The Naamas waited 12 long years to return to Iraq. In 1991, Abbas was a leader of the unsuccessful resistance against Saddam Hussein, and the family was forced to run for their lives. Their daughter Esra was just 10 years old.

"We saw people being taken and slaughtered," Esra says. "I remember seeing two guys hung on palm trees."

When I first met them in 2002, they had relocated to San Diego, where they were living the quintessential American life. Abbas was a pharmacist, and the children were typical Californians. But, for Abbas and his wife, Sabria, America is where they lived — Iraq was their real home.

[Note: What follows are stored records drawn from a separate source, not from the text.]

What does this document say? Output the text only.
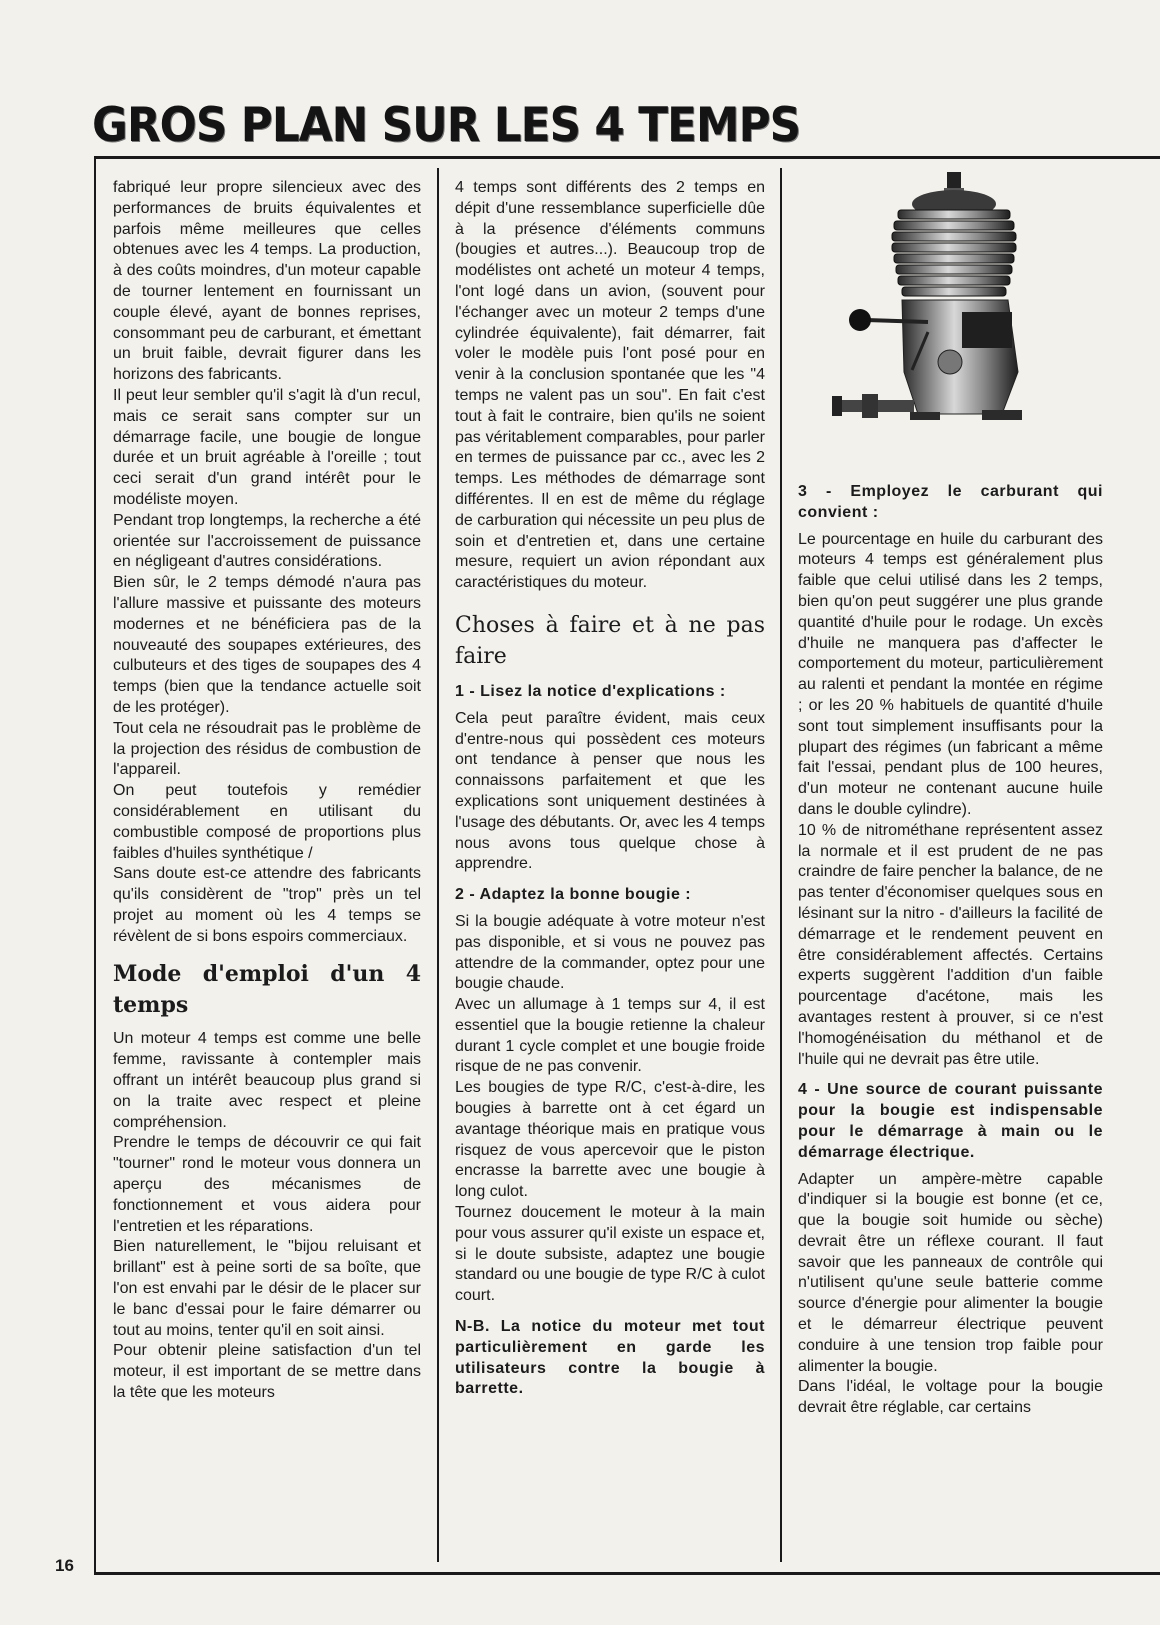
GROS PLAN SUR LES 4 TEMPS

fabriqué leur propre silencieux avec des performances de bruits équivalentes et parfois même meilleures que celles obtenues avec les 4 temps. La production, à des coûts moindres, d'un moteur capable de tourner lentement en fournissant un couple élevé, ayant de bonnes reprises, consommant peu de carburant, et émettant un bruit faible, devrait figurer dans les horizons des fabricants.

Il peut leur sembler qu'il s'agit là d'un recul, mais ce serait sans compter sur un démarrage facile, une bougie de longue durée et un bruit agréable à l'oreille ; tout ceci serait d'un grand intérêt pour le modéliste moyen.

Pendant trop longtemps, la recherche a été orientée sur l'accroissement de puissance en négligeant d'autres considérations.

Bien sûr, le 2 temps démodé n'aura pas l'allure massive et puissante des moteurs modernes et ne bénéficiera pas de la nouveauté des soupapes extérieures, des culbuteurs et des tiges de soupapes des 4 temps (bien que la tendance actuelle soit de les protéger).

Tout cela ne résoudrait pas le problème de la projection des résidus de combustion de l'appareil.

On peut toutefois y remédier considérablement en utilisant du combustible composé de proportions plus faibles d'huiles synthétique /

Sans doute est-ce attendre des fabricants qu'ils considèrent de "trop" près un tel projet au moment où les 4 temps se révèlent de si bons espoirs commerciaux.

Mode d'emploi d'un 4 temps

Un moteur 4 temps est comme une belle femme, ravissante à contempler mais offrant un intérêt beaucoup plus grand si on la traite avec respect et pleine compréhension.

Prendre le temps de découvrir ce qui fait "tourner" rond le moteur vous donnera un aperçu des mécanismes de fonctionnement et vous aidera pour l'entretien et les réparations.

Bien naturellement, le "bijou reluisant et brillant" est à peine sorti de sa boîte, que l'on est envahi par le désir de le placer sur le banc d'essai pour le faire démarrer ou tout au moins, tenter qu'il en soit ainsi.

Pour obtenir pleine satisfaction d'un tel moteur, il est important de se mettre dans la tête que les moteurs

4 temps sont différents des 2 temps en dépit d'une ressemblance superficielle dûe à la présence d'éléments communs (bougies et autres...). Beaucoup trop de modélistes ont acheté un moteur 4 temps, l'ont logé dans un avion, (souvent pour l'échanger avec un moteur 2 temps d'une cylindrée équivalente), fait démarrer, fait voler le modèle puis l'ont posé pour en venir à la conclusion spontanée que les "4 temps ne valent pas un sou". En fait c'est tout à fait le contraire, bien qu'ils ne soient pas véritablement comparables, pour parler en termes de puissance par cc., avec les 2 temps. Les méthodes de démarrage sont différentes. Il en est de même du réglage de carburation qui nécessite un peu plus de soin et d'entretien et, dans une certaine mesure, requiert un avion répondant aux caractéristiques du moteur.

Choses à faire et à ne pas faire
1 - Lisez la notice d'explications :

Cela peut paraître évident, mais ceux d'entre-nous qui possèdent ces moteurs ont tendance à penser que nous les connaissons parfaitement et que les explications sont uniquement destinées à l'usage des débutants. Or, avec les 4 temps nous avons tous quelque chose à apprendre.

2 - Adaptez la bonne bougie :

Si la bougie adéquate à votre moteur n'est pas disponible, et si vous ne pouvez pas attendre de la commander, optez pour une bougie chaude.

Avec un allumage à 1 temps sur 4, il est essentiel que la bougie retienne la chaleur durant 1 cycle complet et une bougie froide risque de ne pas convenir.

Les bougies de type R/C, c'est-à-dire, les bougies à barrette ont à cet égard un avantage théorique mais en pratique vous risquez de vous apercevoir que le piston encrasse la barrette avec une bougie à long culot.

Tournez doucement le moteur à la main pour vous assurer qu'il existe un espace et, si le doute subsiste, adaptez une bougie standard ou une bougie de type R/C à culot court.

N-B. La notice du moteur met tout particulièrement en garde les utilisateurs contre la bougie à barrette.

3 - Employez le carburant qui convient :

Le pourcentage en huile du carburant des moteurs 4 temps est généralement plus faible que celui utilisé dans les 2 temps, bien qu'on peut suggérer une plus grande quantité d'huile pour le rodage. Un excès d'huile ne manquera pas d'affecter le comportement du moteur, particulièrement au ralenti et pendant la montée en régime ; or les 20 % habituels de quantité d'huile sont tout simplement insuffisants pour la plupart des régimes (un fabricant a même fait l'essai, pendant plus de 100 heures, d'un moteur ne contenant aucune huile dans le double cylindre).

10 % de nitrométhane représentent assez la normale et il est prudent de ne pas craindre de faire pencher la balance, de ne pas tenter d'économiser quelques sous en lésinant sur la nitro - d'ailleurs la facilité de démarrage et le rendement peuvent en être considérablement affectés. Certains experts suggèrent l'addition d'un faible pourcentage d'acétone, mais les avantages restent à prouver, si ce n'est l'homogénéisation du méthanol et de l'huile qui ne devrait pas être utile.

4 - Une source de courant puissante pour la bougie est indispensable pour le démarrage à main ou le démarrage électrique.

Adapter un ampère-mètre capable d'indiquer si la bougie est bonne (et ce, que la bougie soit humide ou sèche) devrait être un réflexe courant. Il faut savoir que les panneaux de contrôle qui n'utilisent qu'une seule batterie comme source d'énergie pour alimenter la bougie et le démarreur électrique peuvent conduire à une tension trop faible pour alimenter la bougie.

Dans l'idéal, le voltage pour la bougie devrait être réglable, car certains

16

Once American troops secured southern Iraq, NBC News joined them for their emotional journey home. Seeing family they never thought they would see again. Their old house destroyed years ago.

Once settled, Abbas started a medical supply company and joined the reconstruction effort. Sabria ran for parliament — eager to test her country's emerging democracy. Esra worked to promote women's rights. While Mahmood, their youngest, stayed in California for college,  he did vote in the Iraqi election and visited his family whenever he could.

"We have to fight for what we want if it means that we're going to have to lose our lives for it," Mahmood said.

On one of those visits, in September 2005, Abbas was kidnapped.

"He said 'I'm going to go out, get a newspaper, get a couple of things done, I'll be back in a half an hour,' " Mahmood recalls.

That would be the last time Mahmood would see his father. He was kidnapped only a few blocks from their house in Baghdad. He's not been seen since, and the family has all but given up hope he's still alive.

"I can't believe what happened to my husband or to my family," Sabria says. "It's very difficult."

The Naamas take some comfort in the fact he was doing what he desperately wanted — to make Iraq home again for his family and for other Iraqis.

"He's a patriot to this country and to the American country, and he stood up for everything that he believed in," Mahmood says.

The Naama family, like so many other middle-class Iraqis, have again fled their home country. They're now living as refugees in Jordan, trying to put their lives back together. Again.